The main programme of the international contemporary art biennial Tallinn Photomonth 2025 will open on September 5 at the Saarinen House with Tanja Muravskaja’s exhibition Gardens: Tanja Muravskaja and Light. From October 11, Sirje Runge’s exhibition On Fragile Grounds. Sirje Runge and Light will be on view at the Kai Art Center. The exhibitions offer two different perspectives on light and perception.
Tanja Muravskaja’s photo series Gardens explores the lines between reality and image, while using water as a means of looking. The sea is not seen here as a mere motif – as it is – but instead the artist transmutes its form, whereas the visible is shaped by light and time. Thus, water ceases to be an illustration and becomes an experience that is both material and visual, interfering with the viewer’s memory, time, and internal states.
Muravskaja considers the use of water a conscious strategy for slowing down, as well as a counterpoint to the automated visual flows of the digital age. “With my works, I invite the viewers to pause for a moment and refocus their gaze – to turn away from the endless stream of news and images in order to restore sensitivity to light and time, and to notice how the image is formed in the here and the now. It is a journey to the grey areas between the visible and the invisible, bringing the viewer back to a heightened physical presence,” said the artist Tanja Muravskaja.

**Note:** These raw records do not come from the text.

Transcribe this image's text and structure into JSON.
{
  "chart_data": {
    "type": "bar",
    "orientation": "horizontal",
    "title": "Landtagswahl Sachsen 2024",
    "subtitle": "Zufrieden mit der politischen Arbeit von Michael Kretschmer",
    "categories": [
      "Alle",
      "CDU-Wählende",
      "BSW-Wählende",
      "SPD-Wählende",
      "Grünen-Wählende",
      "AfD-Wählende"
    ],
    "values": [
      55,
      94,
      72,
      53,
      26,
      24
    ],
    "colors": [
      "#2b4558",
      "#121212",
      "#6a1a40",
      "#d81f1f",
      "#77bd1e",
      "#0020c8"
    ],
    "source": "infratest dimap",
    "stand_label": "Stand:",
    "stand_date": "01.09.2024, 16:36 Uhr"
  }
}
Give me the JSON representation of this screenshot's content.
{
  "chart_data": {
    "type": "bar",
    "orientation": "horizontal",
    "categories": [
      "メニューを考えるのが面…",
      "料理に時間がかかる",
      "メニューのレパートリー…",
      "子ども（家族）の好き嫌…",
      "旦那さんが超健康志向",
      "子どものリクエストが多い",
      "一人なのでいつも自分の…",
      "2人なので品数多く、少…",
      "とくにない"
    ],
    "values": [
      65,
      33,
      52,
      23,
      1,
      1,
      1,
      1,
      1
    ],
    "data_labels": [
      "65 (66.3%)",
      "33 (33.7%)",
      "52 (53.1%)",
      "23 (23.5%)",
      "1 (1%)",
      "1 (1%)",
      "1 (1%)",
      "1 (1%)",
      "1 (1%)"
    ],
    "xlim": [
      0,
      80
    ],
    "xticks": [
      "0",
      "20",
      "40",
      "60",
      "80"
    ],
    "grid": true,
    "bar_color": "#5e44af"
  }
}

The exhibition will take place in the historic Saarinen House and will showcase a photo series printed by the artist herself in 2024–2025, the final selection and presentation of which will be designed especially for the Tallinn Photomonth exhibition. “Displayed in the exhibition space, the photographs form a spatial rhythm, creating an engaging environment where the viewers find themselves in the liminal space between the recognizable and the formless,” added Muravskaja. The exhibition is designed by the artist Jevgeni Zolotko and the exhibition consultant is art historian Elnara Taidre.
In addition to Tanja Muravskaja’s solo exhibition, the Tallinn Photomonth’s main programme also features Sirje Runge’s solo exhibition On Fragile Grounds. Sirje Runge and Light at the Kai Art Center. The exhibition will be on view from October 11 and is curated by Mėta Valiušaitytė (FR/LT).
The exhibition traces Runge’s engagement with light, colour and perception. Best known for her paintings, Runge has worked across media including painting, video, and decades of teaching. Central to her practice is the concept of värviruum, or color space: a living field where light, emotion, and structure interact. For Runge, teaching and making are fundamentally intertwined. Teaching being an art form of its own, grounded in attention and experimentation. Light, too, is not only a material phenomenon, but her greatest collaborator.
Placing fragility at the centre of her works, both conceptually and materially, the exhibition invites viewers to inhabit the liminal space of matter and thought, light and shadow, creation and dissolution. Runge reminds us that the force of art often lies in its ability to hold contradictions, embrace impermanence, and transmute the fleeting into something enduring.
The exhibition will present a selection of Runge’s works ranging from the 1970s to the present day. It will also feature a room dedicated to Runge’s teachings, reconstructing her experimental work with coloured papers into explorations with light.
The international contemporary art biennial Tallinn Photomonth will take place for the eighth time this year, from September 5 to October 31. More information about the programme will be available in August. Tallinn Photomonth is supported by the Cultural Endowment of Estonia and the City of Tallinn. The main organizer of the biennial is the Estonian Union of Photography Artists (FOKU).